Group human resources manager Dan Smith said six close contacts and 20 casual contacts of the administration worker were identified, with all returning negative test results.
“But we were quite comfortable with our procedures that we’d implemented in the last 18 months, and honestly to give our procedures a run with a positive case was a great outcome for us, to only lose one day’s production.”
Mr Smith said no financial incentive had been offered but the co-op had tried to make the vaccination process convenient for workers.
“We’ll continue to work with employees that choose not to be vaccinated and we’ll always have the offer available to them if they choose to change their decision.”

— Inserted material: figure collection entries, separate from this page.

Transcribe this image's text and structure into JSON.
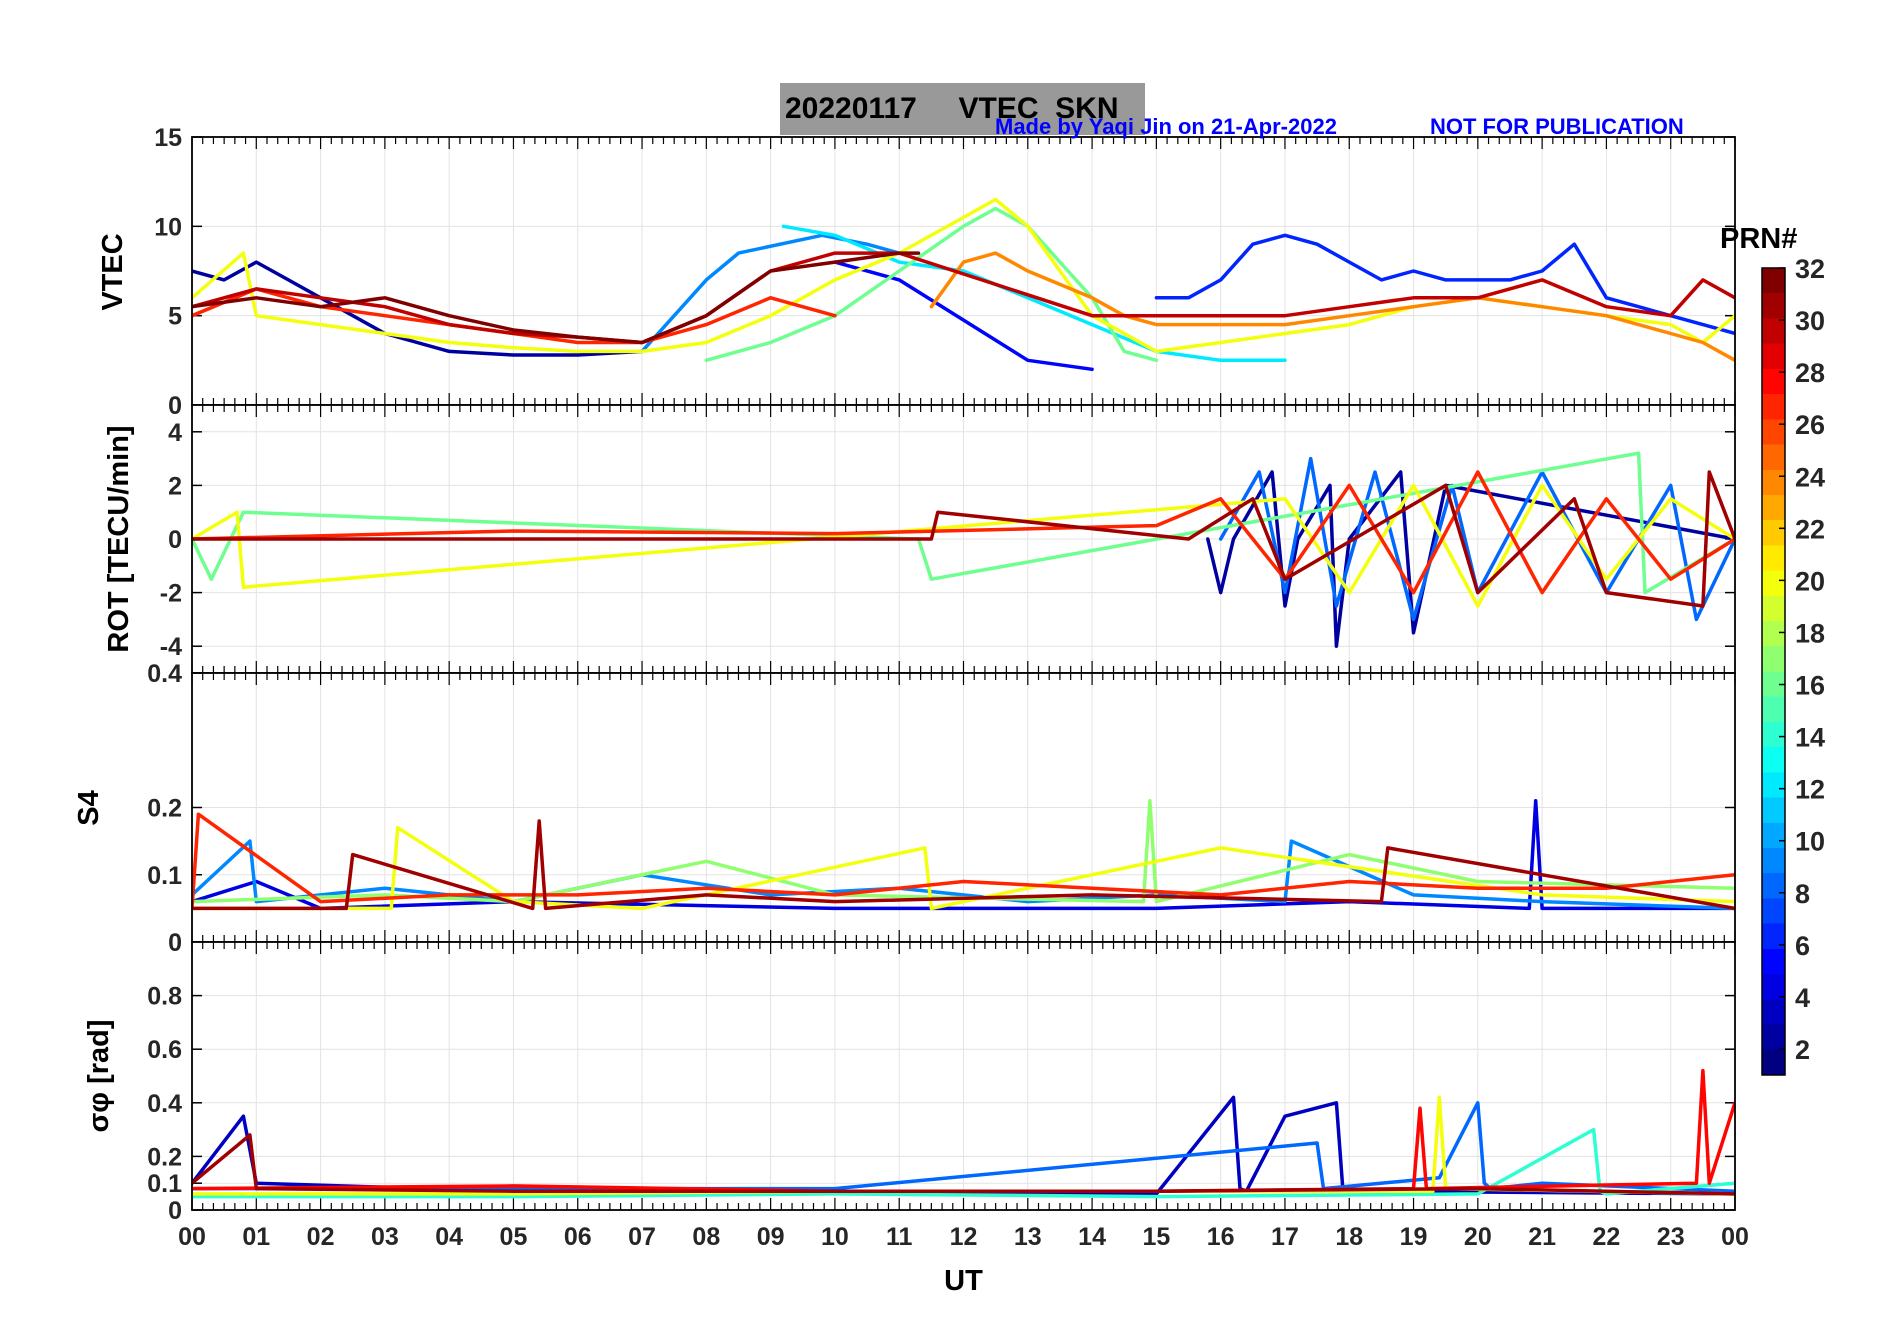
{
  "header": {
    "title": "20220117     VTEC  SKN",
    "credit": "Made by Yaqi Jin on 21-Apr-2022",
    "notice": "NOT FOR PUBLICATION"
  },
  "colorbar": {
    "label": "PRN#",
    "ticks": [
      "2",
      "4",
      "6",
      "8",
      "10",
      "12",
      "14",
      "16",
      "18",
      "20",
      "22",
      "24",
      "26",
      "28",
      "30",
      "32"
    ],
    "range": [
      1,
      32
    ],
    "colormap": "jet"
  },
  "chart_data": [
    {
      "type": "line",
      "panel": "vtec",
      "ylabel": "VTEC",
      "ylim": [
        0,
        15
      ],
      "yticks": [
        "0",
        "5",
        "10",
        "15"
      ],
      "series": [
        {
          "prn": 2,
          "x": [
            0,
            0.5,
            1,
            1.5,
            2,
            3,
            4,
            5,
            6,
            7
          ],
          "y": [
            7.5,
            7,
            8,
            7,
            6,
            4,
            3,
            2.8,
            2.8,
            3
          ]
        },
        {
          "prn": 5,
          "x": [
            10,
            11,
            13,
            14
          ],
          "y": [
            8,
            7,
            2.5,
            2
          ]
        },
        {
          "prn": 6,
          "x": [
            15,
            15.5,
            16,
            16.5,
            17,
            17.5,
            18,
            18.5,
            19,
            19.5,
            20,
            20.5,
            21,
            21.5,
            22,
            22.5,
            23,
            23.5,
            24
          ],
          "y": [
            6,
            6,
            7,
            9,
            9.5,
            9,
            8,
            7,
            7.5,
            7,
            7,
            7,
            7.5,
            9,
            6,
            5.5,
            5,
            4.5,
            4
          ]
        },
        {
          "prn": 9,
          "x": [
            7,
            8,
            8.5,
            9.8,
            10.5,
            11
          ],
          "y": [
            3,
            7,
            8.5,
            9.5,
            9,
            8.5
          ]
        },
        {
          "prn": 12,
          "x": [
            9.2,
            10,
            11,
            12,
            13,
            14,
            15,
            16,
            17
          ],
          "y": [
            10,
            9.5,
            8,
            7.5,
            6,
            4.5,
            3,
            2.5,
            2.5
          ]
        },
        {
          "prn": 16,
          "x": [
            8,
            9,
            10,
            11,
            12,
            12.5,
            13,
            14,
            14.5,
            15
          ],
          "y": [
            2.5,
            3.5,
            5,
            7.5,
            10,
            11,
            10,
            6,
            3,
            2.5
          ]
        },
        {
          "prn": 20,
          "x": [
            0,
            0.8,
            1,
            2,
            3,
            4,
            5,
            6,
            7,
            8,
            9,
            10,
            11,
            12,
            12.5,
            13,
            14,
            15,
            16,
            17,
            18,
            19,
            20,
            21,
            22,
            23,
            23.5,
            24
          ],
          "y": [
            6,
            8.5,
            5,
            4.5,
            4,
            3.5,
            3.2,
            3,
            3,
            3.5,
            5,
            7,
            8.5,
            10.5,
            11.5,
            10,
            5,
            3,
            3.5,
            4,
            4.5,
            5.5,
            6,
            5.5,
            5,
            4.5,
            3.5,
            5
          ]
        },
        {
          "prn": 24,
          "x": [
            11.5,
            12,
            12.5,
            13,
            14,
            14.5,
            15,
            16,
            17,
            18,
            19,
            20,
            21,
            22,
            23,
            23.5,
            24
          ],
          "y": [
            5.5,
            8,
            8.5,
            7.5,
            6,
            5,
            4.5,
            4.5,
            4.5,
            5,
            5.5,
            6,
            5.5,
            5,
            4,
            3.5,
            2.5
          ]
        },
        {
          "prn": 27,
          "x": [
            0,
            1,
            2,
            3,
            4,
            5,
            6,
            7,
            8,
            9,
            10
          ],
          "y": [
            5,
            6.5,
            5.5,
            5,
            4.5,
            4,
            3.5,
            3.5,
            4.5,
            6,
            5
          ]
        },
        {
          "prn": 30,
          "x": [
            0,
            0.5,
            1,
            2,
            3,
            4,
            5,
            6,
            7,
            8,
            9,
            10,
            11,
            14,
            16,
            17,
            18,
            19,
            20,
            21,
            22,
            23,
            23.5,
            24
          ],
          "y": [
            5.5,
            6,
            6.5,
            6,
            5.5,
            4.5,
            4,
            3.8,
            3.5,
            5,
            7.5,
            8.5,
            8.5,
            5,
            5,
            5,
            5.5,
            6,
            6,
            7,
            5.5,
            5,
            7,
            6
          ]
        },
        {
          "prn": 32,
          "x": [
            0,
            1,
            2,
            3,
            4,
            5,
            6,
            7,
            8,
            9,
            10,
            11,
            11.3
          ],
          "y": [
            5.5,
            6,
            5.5,
            6,
            5,
            4.2,
            3.8,
            3.5,
            5,
            7.5,
            8,
            8.5,
            8.5
          ]
        }
      ]
    },
    {
      "type": "line",
      "panel": "rot",
      "ylabel": "ROT [TECU/min]",
      "ylim": [
        -5,
        5
      ],
      "yticks": [
        "-4",
        "-2",
        "0",
        "2",
        "4"
      ],
      "series": [
        {
          "prn": 2,
          "x": [
            15.8,
            16,
            16.2,
            16.8,
            17,
            17.2,
            17.7,
            17.8,
            18,
            18.8,
            19,
            19.5,
            24
          ],
          "y": [
            0,
            -2,
            0,
            2.5,
            -2.5,
            0,
            2,
            -4,
            0,
            2.5,
            -3.5,
            2,
            0
          ]
        },
        {
          "prn": 8,
          "x": [
            16,
            16.6,
            17,
            17.4,
            17.8,
            18.4,
            19,
            19.6,
            20,
            21,
            22,
            23,
            23.4,
            24
          ],
          "y": [
            0,
            2.5,
            -2,
            3,
            -2.5,
            2.5,
            -3,
            2,
            -2,
            2.5,
            -2,
            2,
            -3,
            0
          ]
        },
        {
          "prn": 16,
          "x": [
            0,
            0.3,
            0.8,
            11.3,
            11.5,
            22.5,
            22.6,
            24
          ],
          "y": [
            0,
            -1.5,
            1,
            0,
            -1.5,
            3.2,
            -2,
            0
          ]
        },
        {
          "prn": 20,
          "x": [
            0,
            0.7,
            0.8,
            17,
            18,
            19,
            20,
            21,
            22,
            23,
            24
          ],
          "y": [
            0,
            1,
            -1.8,
            1.5,
            -2,
            2,
            -2.5,
            2,
            -1.5,
            1.5,
            0
          ]
        },
        {
          "prn": 27,
          "x": [
            0,
            5,
            10,
            15,
            16,
            17,
            18,
            19,
            20,
            21,
            22,
            23,
            24
          ],
          "y": [
            0,
            0.3,
            0.2,
            0.5,
            1.5,
            -1.5,
            2,
            -2,
            2.5,
            -2,
            1.5,
            -1.5,
            0
          ]
        },
        {
          "prn": 31,
          "x": [
            0,
            11.5,
            11.6,
            15.5,
            16.5,
            17,
            19.5,
            20,
            21.5,
            22,
            23.5,
            23.6,
            24
          ],
          "y": [
            0,
            0,
            1,
            0,
            1.5,
            -1.5,
            2,
            -2,
            1.5,
            -2,
            -2.5,
            2.5,
            0
          ]
        }
      ]
    },
    {
      "type": "line",
      "panel": "s4",
      "ylabel": "S4",
      "ylim": [
        0,
        0.4
      ],
      "yticks": [
        "0",
        "0.1",
        "0.2",
        "0.4"
      ],
      "series": [
        {
          "prn": 4,
          "x": [
            0,
            1,
            2,
            5,
            10,
            15,
            18,
            20.8,
            20.9,
            21,
            24
          ],
          "y": [
            0.06,
            0.09,
            0.05,
            0.06,
            0.05,
            0.05,
            0.06,
            0.05,
            0.21,
            0.05,
            0.05
          ]
        },
        {
          "prn": 9,
          "x": [
            0,
            0.9,
            1,
            3,
            5,
            7,
            9,
            11,
            13,
            15,
            17,
            17.1,
            19,
            21,
            24
          ],
          "y": [
            0.07,
            0.15,
            0.06,
            0.08,
            0.06,
            0.1,
            0.07,
            0.08,
            0.06,
            0.07,
            0.06,
            0.15,
            0.07,
            0.06,
            0.05
          ]
        },
        {
          "prn": 17,
          "x": [
            0,
            3,
            5,
            8,
            10,
            14.8,
            14.9,
            15,
            18,
            20,
            24
          ],
          "y": [
            0.06,
            0.07,
            0.06,
            0.12,
            0.07,
            0.06,
            0.21,
            0.06,
            0.13,
            0.09,
            0.08
          ]
        },
        {
          "prn": 20,
          "x": [
            0,
            3.1,
            3.2,
            5,
            7,
            11.4,
            11.5,
            16,
            21,
            24
          ],
          "y": [
            0.05,
            0.05,
            0.17,
            0.06,
            0.05,
            0.14,
            0.05,
            0.14,
            0.07,
            0.06
          ]
        },
        {
          "prn": 27,
          "x": [
            0,
            0.1,
            2,
            4,
            6,
            8,
            10,
            12,
            14,
            16,
            18,
            20,
            22,
            24
          ],
          "y": [
            0.05,
            0.19,
            0.06,
            0.07,
            0.07,
            0.08,
            0.07,
            0.09,
            0.08,
            0.07,
            0.09,
            0.08,
            0.08,
            0.1
          ]
        },
        {
          "prn": 31,
          "x": [
            0,
            2.4,
            2.5,
            5.3,
            5.4,
            5.5,
            8,
            10,
            14,
            18.5,
            18.6,
            24
          ],
          "y": [
            0.05,
            0.05,
            0.13,
            0.05,
            0.18,
            0.05,
            0.07,
            0.06,
            0.07,
            0.06,
            0.14,
            0.05
          ]
        }
      ]
    },
    {
      "type": "line",
      "panel": "sigma_phi",
      "ylabel": "σφ [rad]",
      "ylim": [
        0,
        1
      ],
      "yticks": [
        "0",
        "0.1",
        "0.2",
        "0.4",
        "0.6",
        "0.8"
      ],
      "series": [
        {
          "prn": 3,
          "x": [
            0,
            0.8,
            1,
            5,
            10,
            15,
            16.2,
            16.3,
            16.4,
            17,
            17.8,
            17.9,
            18,
            24
          ],
          "y": [
            0.1,
            0.35,
            0.1,
            0.07,
            0.07,
            0.06,
            0.42,
            0.08,
            0.07,
            0.35,
            0.4,
            0.08,
            0.07,
            0.06
          ]
        },
        {
          "prn": 8,
          "x": [
            0,
            5,
            10,
            17.5,
            17.6,
            19.4,
            20,
            20.1,
            20.2,
            21,
            24
          ],
          "y": [
            0.08,
            0.08,
            0.08,
            0.25,
            0.08,
            0.12,
            0.4,
            0.1,
            0.08,
            0.1,
            0.07
          ]
        },
        {
          "prn": 14,
          "x": [
            0,
            5,
            10,
            15,
            20,
            21.8,
            21.9,
            22,
            24
          ],
          "y": [
            0.05,
            0.05,
            0.06,
            0.05,
            0.06,
            0.3,
            0.07,
            0.06,
            0.1
          ]
        },
        {
          "prn": 20,
          "x": [
            0,
            5,
            10,
            19.3,
            19.4,
            19.5,
            24
          ],
          "y": [
            0.06,
            0.06,
            0.07,
            0.07,
            0.42,
            0.08,
            0.06
          ]
        },
        {
          "prn": 28,
          "x": [
            0,
            5,
            10,
            15,
            19,
            19.1,
            19.2,
            23.4,
            23.5,
            23.6,
            24
          ],
          "y": [
            0.08,
            0.09,
            0.07,
            0.07,
            0.08,
            0.38,
            0.08,
            0.1,
            0.52,
            0.1,
            0.4
          ]
        },
        {
          "prn": 31,
          "x": [
            0,
            0.9,
            1,
            5,
            10,
            15,
            20,
            24
          ],
          "y": [
            0.1,
            0.28,
            0.08,
            0.07,
            0.07,
            0.07,
            0.08,
            0.06
          ]
        }
      ]
    }
  ],
  "xaxis": {
    "label": "UT",
    "ticks": [
      "00",
      "01",
      "02",
      "03",
      "04",
      "05",
      "06",
      "07",
      "08",
      "09",
      "10",
      "11",
      "12",
      "13",
      "14",
      "15",
      "16",
      "17",
      "18",
      "19",
      "20",
      "21",
      "22",
      "23",
      "00"
    ]
  }
}
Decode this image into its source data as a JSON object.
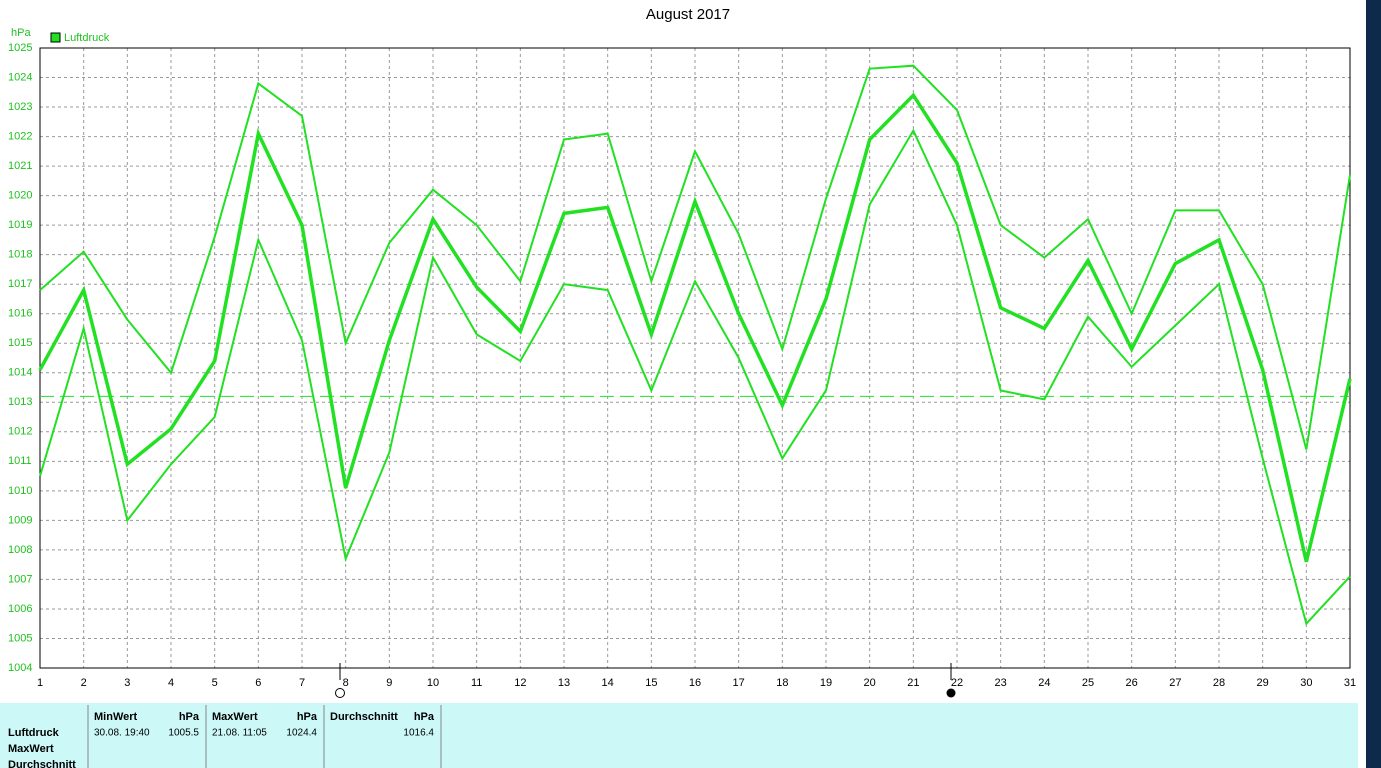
{
  "chart_data": {
    "type": "line",
    "title": "August 2017",
    "ylabel": "hPa",
    "x": [
      1,
      2,
      3,
      4,
      5,
      6,
      7,
      8,
      9,
      10,
      11,
      12,
      13,
      14,
      15,
      16,
      17,
      18,
      19,
      20,
      21,
      22,
      23,
      24,
      25,
      26,
      27,
      28,
      29,
      30,
      31
    ],
    "xlim": [
      1,
      31
    ],
    "xticks": [
      1,
      2,
      3,
      4,
      5,
      6,
      7,
      8,
      9,
      10,
      11,
      12,
      13,
      14,
      15,
      16,
      17,
      18,
      19,
      20,
      21,
      22,
      23,
      24,
      25,
      26,
      27,
      28,
      29,
      30,
      31
    ],
    "ylim": [
      1004,
      1025
    ],
    "yticks": [
      1004,
      1005,
      1006,
      1007,
      1008,
      1009,
      1010,
      1011,
      1012,
      1013,
      1014,
      1015,
      1016,
      1017,
      1018,
      1019,
      1020,
      1021,
      1022,
      1023,
      1024,
      1025
    ],
    "grid": true,
    "legend": "top-left",
    "reference_line": 1013.2,
    "series": [
      {
        "name": "Luftdruck",
        "color": "#22e022",
        "values": [
          1014.1,
          1016.8,
          1010.9,
          1012.1,
          1014.4,
          1022.1,
          1019.0,
          1010.1,
          1015.1,
          1019.2,
          1016.9,
          1015.4,
          1019.4,
          1019.6,
          1015.3,
          1019.8,
          1016.0,
          1012.9,
          1016.5,
          1021.9,
          1023.4,
          1021.1,
          1016.2,
          1015.5,
          1017.8,
          1014.8,
          1017.7,
          1018.5,
          1014.1,
          1007.6,
          1013.8
        ],
        "max": [
          1016.8,
          1018.1,
          1015.8,
          1014.0,
          1018.6,
          1023.8,
          1022.7,
          1015.0,
          1018.4,
          1020.2,
          1019.0,
          1017.1,
          1021.9,
          1022.1,
          1017.1,
          1021.5,
          1018.7,
          1014.8,
          1019.9,
          1024.3,
          1024.4,
          1022.9,
          1019.0,
          1017.9,
          1019.2,
          1016.0,
          1019.5,
          1019.5,
          1017.0,
          1011.4,
          1020.7
        ],
        "min": [
          1010.5,
          1015.5,
          1009.0,
          1010.9,
          1012.5,
          1018.5,
          1015.1,
          1007.7,
          1011.3,
          1017.9,
          1015.3,
          1014.4,
          1017.0,
          1016.8,
          1013.4,
          1017.1,
          1014.5,
          1011.1,
          1013.4,
          1019.7,
          1022.2,
          1019.0,
          1013.4,
          1013.1,
          1015.9,
          1014.2,
          1015.6,
          1017.0,
          1011.1,
          1005.5,
          1007.1
        ]
      }
    ]
  },
  "table": {
    "row_labels": [
      "Luftdruck",
      "MaxWert",
      "Durchschnitt"
    ],
    "columns": [
      {
        "header": "MinWert",
        "unit": "hPa",
        "time": "30.08.  19:40",
        "value": "1005.5"
      },
      {
        "header": "MaxWert",
        "unit": "hPa",
        "time": "21.08.  11:05",
        "value": "1024.4"
      },
      {
        "header": "Durchschnitt",
        "unit": "hPa",
        "time": "",
        "value": "1016.4"
      }
    ]
  }
}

In August, the co-operative trialled a vaccination hub for staff at its pork processing plant at Booyong, north of Lismore.
A similar number of workers at its beef processing and tannery plants at its Casino site, as well a number of family members, were vaccinated in its second hub.
First outreach clinic for First Light
The team from First Light Healthcare delivered vaccine doses to the factory staff at both locations.
Principal GP Tonya Coren said it was a great initiative by the co-operatives to make the vaccines accessible to their workforce.
“That’s why we’re here on-site to make sure that all those barriers to get staff vaccinated are removed, and the managers here have been fantastic to co-ordinate this and make it as easy as possible,” Dr Coren said.
“Today is our first one, which is an outreach clinic but all our other vaccination clinics that we’ve been doing have been in our Ballina premises.”
The medical practice has worked with NSW Health and vaccinated between 1,000 to 2,000 teachers in the past two months across the Northern Rivers.